Having to look up the “er/re” preference of every performing arts group I write about isn’t my real beef—confirming the right names and facts is my job. I just hate the apparent lack of any logical underpinning in the choice. I’m convinced that some artistic directors spend one too many semesters in London, graduate college, get a teense pretentious (as artists sometimes do), and then decide they and their underpaid nighttime minions make theatre, not theater.
But I say a pox on imitating British-isms because we think they sound more prestigious or erudite. Some people claim that Americans are singlehandedly destroying the Brits’ noble tongue, as if somehow British usage, by virtue of preceding American usage, is better. But that’s like saying deli sandwiches everywhere are ruined because fusion restaurants have sriracha mayonnaise and naan bread.
People who think using the “re” spelling gives their organization a little extra glamor (and glamour) have really missed the linguistic boat. The truth is that language is in flux all the time, and whether one nation’s usage is “better” than another’s is in the ear of the beholder. Or listener. Whatever.
Patricia T. O’Conner’s Origins of the Specious is a great book to read on this topic. Among the wealth of little-known language trivia she shares, you’ll learn that the way most U.S. residents speak today actually resembles the way the British spoke when they first colonized our continent. Modern British pronunciation is a post-Revolution development.

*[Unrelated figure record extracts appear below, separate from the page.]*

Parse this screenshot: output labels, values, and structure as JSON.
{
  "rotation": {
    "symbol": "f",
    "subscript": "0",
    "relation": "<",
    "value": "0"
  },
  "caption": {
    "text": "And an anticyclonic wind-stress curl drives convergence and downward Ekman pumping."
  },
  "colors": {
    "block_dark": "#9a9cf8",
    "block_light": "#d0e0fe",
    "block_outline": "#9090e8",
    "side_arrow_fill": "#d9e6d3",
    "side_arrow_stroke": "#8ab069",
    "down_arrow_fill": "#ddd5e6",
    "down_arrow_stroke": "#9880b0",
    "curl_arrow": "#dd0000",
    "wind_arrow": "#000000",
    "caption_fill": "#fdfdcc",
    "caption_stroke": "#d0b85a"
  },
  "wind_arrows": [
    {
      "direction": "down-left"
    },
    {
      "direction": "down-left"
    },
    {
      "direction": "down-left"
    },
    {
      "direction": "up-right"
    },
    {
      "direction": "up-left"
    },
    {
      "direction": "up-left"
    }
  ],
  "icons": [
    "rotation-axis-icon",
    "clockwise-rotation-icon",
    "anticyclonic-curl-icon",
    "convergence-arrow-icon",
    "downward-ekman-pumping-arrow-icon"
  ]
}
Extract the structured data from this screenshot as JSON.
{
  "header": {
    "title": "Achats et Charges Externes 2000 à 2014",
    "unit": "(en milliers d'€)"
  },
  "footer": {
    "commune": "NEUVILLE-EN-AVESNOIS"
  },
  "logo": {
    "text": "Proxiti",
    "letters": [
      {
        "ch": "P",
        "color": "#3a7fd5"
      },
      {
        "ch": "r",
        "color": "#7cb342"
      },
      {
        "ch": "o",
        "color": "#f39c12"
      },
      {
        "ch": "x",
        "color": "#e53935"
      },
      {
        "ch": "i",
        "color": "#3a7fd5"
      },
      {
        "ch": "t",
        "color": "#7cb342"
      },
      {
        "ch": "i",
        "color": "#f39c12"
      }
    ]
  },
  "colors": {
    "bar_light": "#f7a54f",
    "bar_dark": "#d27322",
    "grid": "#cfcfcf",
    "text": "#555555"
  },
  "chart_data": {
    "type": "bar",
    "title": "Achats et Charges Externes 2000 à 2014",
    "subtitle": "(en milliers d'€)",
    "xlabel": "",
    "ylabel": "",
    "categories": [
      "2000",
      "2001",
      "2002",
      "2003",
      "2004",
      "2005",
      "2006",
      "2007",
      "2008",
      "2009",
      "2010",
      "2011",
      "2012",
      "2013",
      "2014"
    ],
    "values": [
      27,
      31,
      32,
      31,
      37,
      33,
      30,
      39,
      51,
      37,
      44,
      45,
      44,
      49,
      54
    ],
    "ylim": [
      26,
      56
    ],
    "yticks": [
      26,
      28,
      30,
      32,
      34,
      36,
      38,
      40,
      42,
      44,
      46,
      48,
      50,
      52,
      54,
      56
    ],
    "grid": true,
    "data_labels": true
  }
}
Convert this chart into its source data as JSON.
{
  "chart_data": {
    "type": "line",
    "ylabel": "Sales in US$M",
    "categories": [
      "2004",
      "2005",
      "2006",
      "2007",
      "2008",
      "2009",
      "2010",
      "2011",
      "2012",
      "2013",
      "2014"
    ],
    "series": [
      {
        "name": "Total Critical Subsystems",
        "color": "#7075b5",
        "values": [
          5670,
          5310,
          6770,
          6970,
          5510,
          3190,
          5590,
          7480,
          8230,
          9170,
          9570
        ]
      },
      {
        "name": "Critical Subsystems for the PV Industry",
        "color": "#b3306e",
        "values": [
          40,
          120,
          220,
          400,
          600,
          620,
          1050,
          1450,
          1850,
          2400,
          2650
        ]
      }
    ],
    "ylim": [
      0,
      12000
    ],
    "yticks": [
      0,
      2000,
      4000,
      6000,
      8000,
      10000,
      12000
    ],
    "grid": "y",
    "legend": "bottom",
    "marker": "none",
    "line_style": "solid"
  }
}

That’s right. Americans today sound more like the Brits did then than modern Brits do now. So while Brits lambast us for spoiling their speech, it turns out Americans have actually preserved many of the older pronunciations and usages that the Brits discarded over the last two hundred years or so.
So, Americans, consider that permission to stop writing “theatre” because you think it makes theater—or you—sound more important. Don’t major in theatre because somewhere along the way, someone made you feel like American English is sub-par.
But if that’s not enough of an incentive for you to embrace theater if you’re an American, why not just go the whole hog? If you decide that you’re a theatregoer in Philadelphia, why not visit some of the fine old venues in centre city? They haven’t lost their lustre; you’re in for quite a colourful evening. And afterwards, I give you licence to get a two-litre Slurpee like a real American.
See what I mean?
Yes, language is and always has been in flux. Languages rise, meld, mix and die every year. I’ve had English teachers rail against the strange new vocabularies that are supposedly marking the decline of our language. Good thing they weren’t at the Globe at the turn of the 17th century.
That being said, the rules of language are there to help us express ourselves as well as we can, so there’s value in playing along. I’m not saying it’s a total clustref*ck when our usage wanders between different standards in a global world, but branding yourself or your company requires special consideration and, in most cases, words that are spelled correctly by the standards of your home nation. Our linguistic choices can reveal as much about us as the content of what we say.
So I don’t hate “theatre” in itself. I just have a sinking suspicion that we’re not really thinking about the words we choose. And that’s the real scourge—especially for theater artists, who owe so much to the text.
Look, I’m willing to chalk this theatre thing up to an incorrigible pet peeve. Every writer and editor has one. But if you’re on my side of the pond and you founded a theatre company instead of a theater company, I’d love to hear why.